- Directed by: Michael W. Gray
- Screenplay by: Michael W. Gray; Jennifer B. White;
- Produced by: Michael W. Gray; Michael Cuomo;
- Starring: Steve Guttenberg; Christie Brinkley;
- Production companies: Relentless Filmz; Brooklyn Owl Pictures;
- Distributed by: Blue Harbor Entertainment
- Release date: September 4, 2026;
- Country: United States
- Language: English

= American Summer =

American family comedy film

American Summer is a 2026 American family comedy film directed by Michael W. Gray and starring Steve Guttenberg and Christie Brinkley.

==Production==
The film is written by Michael W. Gray and Jennifer B. White, with Gray directing.

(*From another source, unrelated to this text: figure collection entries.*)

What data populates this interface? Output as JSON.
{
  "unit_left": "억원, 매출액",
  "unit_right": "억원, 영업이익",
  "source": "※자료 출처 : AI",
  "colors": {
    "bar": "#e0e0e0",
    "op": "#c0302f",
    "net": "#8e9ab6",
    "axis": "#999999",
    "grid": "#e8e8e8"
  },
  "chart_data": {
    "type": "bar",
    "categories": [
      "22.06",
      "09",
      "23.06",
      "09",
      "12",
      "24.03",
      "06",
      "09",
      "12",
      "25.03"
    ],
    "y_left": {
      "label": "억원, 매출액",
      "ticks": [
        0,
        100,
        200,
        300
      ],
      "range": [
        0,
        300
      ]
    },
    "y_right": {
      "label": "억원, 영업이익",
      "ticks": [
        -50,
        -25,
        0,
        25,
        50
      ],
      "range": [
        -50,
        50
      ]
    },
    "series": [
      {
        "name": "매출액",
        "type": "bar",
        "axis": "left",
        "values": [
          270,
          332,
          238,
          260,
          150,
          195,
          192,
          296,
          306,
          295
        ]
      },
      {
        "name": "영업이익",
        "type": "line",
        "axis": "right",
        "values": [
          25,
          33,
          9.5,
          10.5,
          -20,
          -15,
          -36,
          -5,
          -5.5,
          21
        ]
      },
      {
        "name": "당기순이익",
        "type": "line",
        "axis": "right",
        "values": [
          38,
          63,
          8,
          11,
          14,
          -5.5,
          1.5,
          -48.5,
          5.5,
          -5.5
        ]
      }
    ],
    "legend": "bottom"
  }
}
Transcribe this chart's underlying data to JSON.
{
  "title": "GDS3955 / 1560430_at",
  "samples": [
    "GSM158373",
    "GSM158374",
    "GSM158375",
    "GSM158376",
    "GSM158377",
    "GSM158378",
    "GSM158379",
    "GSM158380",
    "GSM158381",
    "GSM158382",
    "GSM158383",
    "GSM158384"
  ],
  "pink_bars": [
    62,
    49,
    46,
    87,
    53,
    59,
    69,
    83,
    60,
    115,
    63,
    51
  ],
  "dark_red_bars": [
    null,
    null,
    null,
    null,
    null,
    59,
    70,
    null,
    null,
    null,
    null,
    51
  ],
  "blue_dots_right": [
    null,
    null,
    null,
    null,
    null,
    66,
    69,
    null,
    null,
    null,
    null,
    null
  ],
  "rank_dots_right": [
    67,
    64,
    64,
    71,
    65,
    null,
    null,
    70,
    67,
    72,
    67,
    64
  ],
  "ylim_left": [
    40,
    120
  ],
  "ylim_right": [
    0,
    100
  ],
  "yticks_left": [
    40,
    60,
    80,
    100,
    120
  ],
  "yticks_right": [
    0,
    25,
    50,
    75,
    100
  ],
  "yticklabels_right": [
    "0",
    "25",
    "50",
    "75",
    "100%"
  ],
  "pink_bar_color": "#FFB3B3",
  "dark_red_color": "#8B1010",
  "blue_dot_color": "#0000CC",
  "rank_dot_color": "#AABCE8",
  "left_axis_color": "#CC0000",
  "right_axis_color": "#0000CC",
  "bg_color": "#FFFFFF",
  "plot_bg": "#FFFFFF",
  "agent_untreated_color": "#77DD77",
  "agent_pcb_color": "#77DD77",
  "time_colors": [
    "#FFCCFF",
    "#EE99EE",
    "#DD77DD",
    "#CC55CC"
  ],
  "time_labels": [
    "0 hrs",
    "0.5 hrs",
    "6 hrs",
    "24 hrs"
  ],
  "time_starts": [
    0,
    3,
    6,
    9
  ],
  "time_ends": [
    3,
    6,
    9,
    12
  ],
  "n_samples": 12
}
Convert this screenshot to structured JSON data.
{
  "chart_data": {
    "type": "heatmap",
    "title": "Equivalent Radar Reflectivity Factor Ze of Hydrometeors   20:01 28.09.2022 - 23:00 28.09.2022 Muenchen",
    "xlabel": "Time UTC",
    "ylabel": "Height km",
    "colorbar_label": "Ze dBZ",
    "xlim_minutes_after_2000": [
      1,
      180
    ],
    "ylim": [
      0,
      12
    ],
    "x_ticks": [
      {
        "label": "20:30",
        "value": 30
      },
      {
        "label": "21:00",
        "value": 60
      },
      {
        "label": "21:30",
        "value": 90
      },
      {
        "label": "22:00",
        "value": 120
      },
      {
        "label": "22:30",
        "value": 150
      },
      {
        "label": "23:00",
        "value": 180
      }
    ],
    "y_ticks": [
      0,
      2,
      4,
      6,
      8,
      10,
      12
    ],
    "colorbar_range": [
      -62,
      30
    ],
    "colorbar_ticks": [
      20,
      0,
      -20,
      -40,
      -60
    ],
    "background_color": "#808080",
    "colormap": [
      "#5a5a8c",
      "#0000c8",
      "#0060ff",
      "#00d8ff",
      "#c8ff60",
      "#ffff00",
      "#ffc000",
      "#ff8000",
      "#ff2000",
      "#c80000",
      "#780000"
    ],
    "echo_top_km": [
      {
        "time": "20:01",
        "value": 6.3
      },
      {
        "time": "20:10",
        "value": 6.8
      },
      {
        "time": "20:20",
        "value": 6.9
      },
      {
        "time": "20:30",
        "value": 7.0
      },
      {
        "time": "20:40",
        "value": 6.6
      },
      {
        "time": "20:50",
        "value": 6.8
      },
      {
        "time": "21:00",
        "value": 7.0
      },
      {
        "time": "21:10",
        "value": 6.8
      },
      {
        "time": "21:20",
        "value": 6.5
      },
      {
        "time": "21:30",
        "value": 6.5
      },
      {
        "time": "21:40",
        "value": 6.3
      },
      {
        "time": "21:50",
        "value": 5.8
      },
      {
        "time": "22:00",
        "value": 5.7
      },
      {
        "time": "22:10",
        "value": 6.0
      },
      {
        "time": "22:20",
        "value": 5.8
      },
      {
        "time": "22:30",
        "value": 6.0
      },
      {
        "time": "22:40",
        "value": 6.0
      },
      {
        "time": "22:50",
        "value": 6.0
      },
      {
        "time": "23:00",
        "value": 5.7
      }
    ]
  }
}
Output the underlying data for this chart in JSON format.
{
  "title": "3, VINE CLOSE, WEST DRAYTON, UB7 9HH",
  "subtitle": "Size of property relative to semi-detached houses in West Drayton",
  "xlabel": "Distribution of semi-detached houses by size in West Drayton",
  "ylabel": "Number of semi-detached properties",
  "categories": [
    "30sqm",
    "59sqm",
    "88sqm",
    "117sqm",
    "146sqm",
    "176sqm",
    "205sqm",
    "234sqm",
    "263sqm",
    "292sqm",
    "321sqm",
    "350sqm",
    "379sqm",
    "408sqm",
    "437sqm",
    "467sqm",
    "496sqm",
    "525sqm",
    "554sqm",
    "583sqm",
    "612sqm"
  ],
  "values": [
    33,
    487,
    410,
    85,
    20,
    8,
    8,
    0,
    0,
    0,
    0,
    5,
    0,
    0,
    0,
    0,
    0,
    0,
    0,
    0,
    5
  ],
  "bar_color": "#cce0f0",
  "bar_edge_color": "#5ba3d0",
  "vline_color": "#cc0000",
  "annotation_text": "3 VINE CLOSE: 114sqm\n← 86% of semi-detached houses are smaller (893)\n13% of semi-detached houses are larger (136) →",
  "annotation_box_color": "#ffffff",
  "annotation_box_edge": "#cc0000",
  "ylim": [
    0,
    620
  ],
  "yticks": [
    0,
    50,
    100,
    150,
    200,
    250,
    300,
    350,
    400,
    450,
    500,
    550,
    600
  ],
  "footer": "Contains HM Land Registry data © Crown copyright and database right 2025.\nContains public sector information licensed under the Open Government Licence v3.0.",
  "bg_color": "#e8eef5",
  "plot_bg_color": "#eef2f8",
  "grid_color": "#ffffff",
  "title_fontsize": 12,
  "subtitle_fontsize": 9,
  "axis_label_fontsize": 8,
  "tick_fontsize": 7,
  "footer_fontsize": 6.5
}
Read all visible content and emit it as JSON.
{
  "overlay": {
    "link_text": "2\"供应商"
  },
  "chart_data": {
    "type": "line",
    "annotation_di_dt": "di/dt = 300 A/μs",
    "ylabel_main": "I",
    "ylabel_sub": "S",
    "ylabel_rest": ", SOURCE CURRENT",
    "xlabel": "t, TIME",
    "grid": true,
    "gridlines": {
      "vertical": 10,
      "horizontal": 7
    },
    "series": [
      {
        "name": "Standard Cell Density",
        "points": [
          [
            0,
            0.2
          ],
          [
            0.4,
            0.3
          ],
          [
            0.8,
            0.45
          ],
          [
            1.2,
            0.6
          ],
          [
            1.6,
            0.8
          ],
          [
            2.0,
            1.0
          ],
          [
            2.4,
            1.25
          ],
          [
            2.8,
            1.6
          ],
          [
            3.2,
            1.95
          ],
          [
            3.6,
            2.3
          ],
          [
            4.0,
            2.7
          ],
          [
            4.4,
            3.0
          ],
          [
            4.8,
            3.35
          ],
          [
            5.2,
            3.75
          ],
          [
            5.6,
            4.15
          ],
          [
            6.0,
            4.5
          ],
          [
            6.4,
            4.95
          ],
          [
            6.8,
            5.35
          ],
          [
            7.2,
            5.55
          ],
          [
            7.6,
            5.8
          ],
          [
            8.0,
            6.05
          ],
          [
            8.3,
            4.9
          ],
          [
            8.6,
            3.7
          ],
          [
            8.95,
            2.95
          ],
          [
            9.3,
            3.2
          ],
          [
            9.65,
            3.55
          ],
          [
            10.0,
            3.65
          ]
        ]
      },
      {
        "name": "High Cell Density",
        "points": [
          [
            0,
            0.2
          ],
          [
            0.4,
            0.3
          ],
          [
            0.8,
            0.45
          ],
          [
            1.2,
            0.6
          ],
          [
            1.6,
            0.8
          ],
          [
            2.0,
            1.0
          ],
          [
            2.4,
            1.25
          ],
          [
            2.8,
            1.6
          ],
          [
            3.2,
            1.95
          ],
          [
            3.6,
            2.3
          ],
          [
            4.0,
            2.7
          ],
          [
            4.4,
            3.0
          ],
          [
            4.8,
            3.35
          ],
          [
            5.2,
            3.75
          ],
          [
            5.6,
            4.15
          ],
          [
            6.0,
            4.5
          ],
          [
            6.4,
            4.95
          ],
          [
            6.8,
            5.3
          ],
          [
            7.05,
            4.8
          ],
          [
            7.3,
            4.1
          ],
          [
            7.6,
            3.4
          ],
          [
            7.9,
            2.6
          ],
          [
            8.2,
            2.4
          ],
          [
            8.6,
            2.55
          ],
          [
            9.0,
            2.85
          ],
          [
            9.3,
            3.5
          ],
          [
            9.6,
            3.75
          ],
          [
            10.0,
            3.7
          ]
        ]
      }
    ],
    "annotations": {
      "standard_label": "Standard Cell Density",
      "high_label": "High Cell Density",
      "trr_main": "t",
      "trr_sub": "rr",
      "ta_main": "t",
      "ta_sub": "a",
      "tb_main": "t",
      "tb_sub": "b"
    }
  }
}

It is a co-production of Relentless Filmz and Brooklyn Owl Pictures. Gray is also a producer alongside Michael Cuomo. Executive producers are Brian Dubin and Stephen Krahel as well as Steve Guttenberg and Christie Brinkley, who also star. The cast also includes Logan Gray, Mia Talerico, Dan Lauria, Cullen Moss, and former baseball players Lee Mazzilli and Luis Sojo. Principal photography took place in New Jersey in October 2024.

Principal photography took place in Bergen County, New Jersey in October 2024, with filming locations including Westwood, Ho-Ho-Kus and Allendale.

==Release==
The film was premiered on September 4, 2026.